Außerdem fürchten Kritiker den Tod von Online-Plattformen. Vor allem kleine Seitenbetreiber könnten sich teure Uploadfilter schlicht nicht leisten, sagt der Internet-Unternehmer Stephan Wolligandt, der in einer Online-Petition bis Donnerstag mehr als 800 000 Stimmen gegen die Reformpläne sammelte. „Wir denken, dass die Plattformen sich nicht den neuen Haftungsrisiken aussetzen werden.“ Die Folge: Sie gingen offline. Dem widerspricht die EU-Kommission: Betroffen von den geplanten Regeln seien nur Plattformen, die „große Mengen“ an geschützten Arbeiten verbreiteten.

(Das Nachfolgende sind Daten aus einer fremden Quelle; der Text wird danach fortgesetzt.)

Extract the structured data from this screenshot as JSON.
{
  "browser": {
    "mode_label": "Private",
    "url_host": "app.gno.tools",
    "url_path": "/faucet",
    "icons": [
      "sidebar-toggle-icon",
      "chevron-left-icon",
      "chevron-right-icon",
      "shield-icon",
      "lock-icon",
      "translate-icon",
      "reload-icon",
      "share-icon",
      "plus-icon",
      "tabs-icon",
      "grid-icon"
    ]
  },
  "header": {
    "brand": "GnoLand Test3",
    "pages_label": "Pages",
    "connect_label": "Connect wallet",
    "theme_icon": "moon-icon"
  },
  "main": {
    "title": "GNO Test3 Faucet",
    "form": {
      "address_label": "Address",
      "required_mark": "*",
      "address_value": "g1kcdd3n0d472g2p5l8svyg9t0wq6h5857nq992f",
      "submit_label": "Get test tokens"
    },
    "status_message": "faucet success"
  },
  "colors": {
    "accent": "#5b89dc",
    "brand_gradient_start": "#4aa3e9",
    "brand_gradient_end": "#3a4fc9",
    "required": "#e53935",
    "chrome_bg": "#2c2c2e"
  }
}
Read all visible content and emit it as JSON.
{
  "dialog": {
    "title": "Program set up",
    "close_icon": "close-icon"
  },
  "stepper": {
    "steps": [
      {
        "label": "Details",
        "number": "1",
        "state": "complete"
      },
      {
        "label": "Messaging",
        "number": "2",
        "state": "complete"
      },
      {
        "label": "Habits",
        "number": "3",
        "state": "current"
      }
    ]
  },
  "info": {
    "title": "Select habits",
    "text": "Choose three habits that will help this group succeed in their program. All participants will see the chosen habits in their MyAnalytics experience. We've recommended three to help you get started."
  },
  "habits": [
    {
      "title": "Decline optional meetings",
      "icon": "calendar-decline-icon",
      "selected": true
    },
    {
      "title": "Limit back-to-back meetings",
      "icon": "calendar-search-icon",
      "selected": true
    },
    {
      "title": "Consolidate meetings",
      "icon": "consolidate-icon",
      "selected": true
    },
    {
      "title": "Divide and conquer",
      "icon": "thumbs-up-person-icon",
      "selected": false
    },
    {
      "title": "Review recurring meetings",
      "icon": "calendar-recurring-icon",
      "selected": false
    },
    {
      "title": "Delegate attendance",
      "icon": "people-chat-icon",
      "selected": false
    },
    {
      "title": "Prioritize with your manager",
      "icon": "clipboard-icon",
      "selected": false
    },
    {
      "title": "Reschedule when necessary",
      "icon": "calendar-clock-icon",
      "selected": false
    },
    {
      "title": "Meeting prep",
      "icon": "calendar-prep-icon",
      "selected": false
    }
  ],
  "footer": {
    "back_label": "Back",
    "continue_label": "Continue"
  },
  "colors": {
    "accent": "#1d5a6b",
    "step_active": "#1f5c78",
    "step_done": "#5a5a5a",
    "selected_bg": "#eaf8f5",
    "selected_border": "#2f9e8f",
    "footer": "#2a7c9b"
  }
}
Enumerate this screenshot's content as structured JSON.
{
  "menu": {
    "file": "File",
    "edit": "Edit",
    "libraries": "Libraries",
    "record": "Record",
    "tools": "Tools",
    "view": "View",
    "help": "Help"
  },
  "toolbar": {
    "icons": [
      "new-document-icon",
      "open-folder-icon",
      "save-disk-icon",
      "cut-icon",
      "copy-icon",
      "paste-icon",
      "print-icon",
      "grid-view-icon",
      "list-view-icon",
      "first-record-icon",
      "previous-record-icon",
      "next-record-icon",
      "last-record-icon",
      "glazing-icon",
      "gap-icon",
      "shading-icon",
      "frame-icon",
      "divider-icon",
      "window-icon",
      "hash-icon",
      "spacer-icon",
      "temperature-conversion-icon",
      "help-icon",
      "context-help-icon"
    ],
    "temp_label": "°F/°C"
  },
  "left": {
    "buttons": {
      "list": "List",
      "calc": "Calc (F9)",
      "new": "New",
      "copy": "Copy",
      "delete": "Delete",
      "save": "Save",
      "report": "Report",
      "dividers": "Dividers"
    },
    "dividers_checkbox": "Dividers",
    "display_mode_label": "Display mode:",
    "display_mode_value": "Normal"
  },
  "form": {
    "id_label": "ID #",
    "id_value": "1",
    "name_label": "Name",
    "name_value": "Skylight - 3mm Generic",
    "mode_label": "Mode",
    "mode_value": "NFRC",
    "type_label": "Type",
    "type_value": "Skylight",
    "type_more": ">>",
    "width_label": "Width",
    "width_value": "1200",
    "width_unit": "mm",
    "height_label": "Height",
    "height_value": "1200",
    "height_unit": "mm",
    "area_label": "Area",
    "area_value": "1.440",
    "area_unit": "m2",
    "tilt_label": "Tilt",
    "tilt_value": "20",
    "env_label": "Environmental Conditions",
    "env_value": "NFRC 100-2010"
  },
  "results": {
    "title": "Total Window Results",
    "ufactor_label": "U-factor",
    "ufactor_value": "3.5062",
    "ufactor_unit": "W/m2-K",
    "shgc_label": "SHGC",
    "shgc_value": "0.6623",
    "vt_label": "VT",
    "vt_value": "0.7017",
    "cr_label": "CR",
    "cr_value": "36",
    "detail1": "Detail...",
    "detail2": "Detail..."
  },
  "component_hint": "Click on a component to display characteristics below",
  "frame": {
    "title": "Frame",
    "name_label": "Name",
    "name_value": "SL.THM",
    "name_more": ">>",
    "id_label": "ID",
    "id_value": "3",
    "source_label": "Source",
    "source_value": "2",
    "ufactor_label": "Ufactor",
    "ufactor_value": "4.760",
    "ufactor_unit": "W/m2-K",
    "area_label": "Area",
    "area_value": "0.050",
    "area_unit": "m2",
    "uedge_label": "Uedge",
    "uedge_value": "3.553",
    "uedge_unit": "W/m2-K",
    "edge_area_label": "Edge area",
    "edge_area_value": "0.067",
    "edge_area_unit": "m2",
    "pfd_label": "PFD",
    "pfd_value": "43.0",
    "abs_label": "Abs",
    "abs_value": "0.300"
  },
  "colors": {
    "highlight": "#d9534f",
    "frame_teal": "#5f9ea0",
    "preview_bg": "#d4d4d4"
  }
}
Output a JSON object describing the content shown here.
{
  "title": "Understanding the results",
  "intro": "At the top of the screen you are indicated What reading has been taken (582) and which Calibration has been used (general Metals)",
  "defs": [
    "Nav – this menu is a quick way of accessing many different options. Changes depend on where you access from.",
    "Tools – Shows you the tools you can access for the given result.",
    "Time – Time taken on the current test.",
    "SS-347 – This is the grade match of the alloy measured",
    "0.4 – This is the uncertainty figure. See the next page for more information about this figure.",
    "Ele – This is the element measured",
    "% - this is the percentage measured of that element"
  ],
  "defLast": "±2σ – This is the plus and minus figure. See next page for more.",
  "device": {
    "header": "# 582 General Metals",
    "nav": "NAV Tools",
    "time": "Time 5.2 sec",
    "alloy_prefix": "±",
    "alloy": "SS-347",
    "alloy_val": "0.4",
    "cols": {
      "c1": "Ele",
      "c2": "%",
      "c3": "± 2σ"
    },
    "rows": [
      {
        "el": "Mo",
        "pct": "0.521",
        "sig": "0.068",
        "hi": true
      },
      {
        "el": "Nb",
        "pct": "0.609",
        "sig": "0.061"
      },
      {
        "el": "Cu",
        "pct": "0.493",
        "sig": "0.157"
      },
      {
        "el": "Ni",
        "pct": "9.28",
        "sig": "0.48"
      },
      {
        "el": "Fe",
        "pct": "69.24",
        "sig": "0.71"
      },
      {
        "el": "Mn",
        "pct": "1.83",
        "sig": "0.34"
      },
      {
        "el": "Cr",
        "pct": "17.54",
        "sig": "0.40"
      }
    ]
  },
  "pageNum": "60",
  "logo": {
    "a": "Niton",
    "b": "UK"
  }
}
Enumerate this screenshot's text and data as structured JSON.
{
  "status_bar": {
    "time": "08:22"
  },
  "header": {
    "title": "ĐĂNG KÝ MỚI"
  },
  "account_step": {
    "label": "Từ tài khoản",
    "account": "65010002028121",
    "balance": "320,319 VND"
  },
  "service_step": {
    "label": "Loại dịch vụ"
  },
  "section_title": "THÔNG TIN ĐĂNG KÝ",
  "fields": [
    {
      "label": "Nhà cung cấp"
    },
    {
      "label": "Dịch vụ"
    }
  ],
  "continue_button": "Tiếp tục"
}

Letztlich bestehe Zensur-Gefahr, sorgen sich Gegner. Provider und Plattformen würden künftig entscheiden, was Menschen im Internet sähen und was Recht oder Unrecht sei, sagt Süme vom eco-Verband. „Das ist eine Verschiebung von rechtsstaatlichen Aufgaben in die Privatwirtschaft, die ich äußerst bedenklich finde.“ Auch bergen seiner Ansicht nach die Uploadfilter Missbrauchsrisiken: „Wenn die Technik erstmal da ist, kann sie mit jedem Parameter „gefüttert“ werden.“ Dagegen argumentiert der Abgeordnete Voss: Wenn beispielsweise eine Regierung die Meinungsfreiheit im Internet einschränken wolle, dann brauche sie sicher nicht auf Urheberrechts-Erkennungs-Software zurückzugreifen.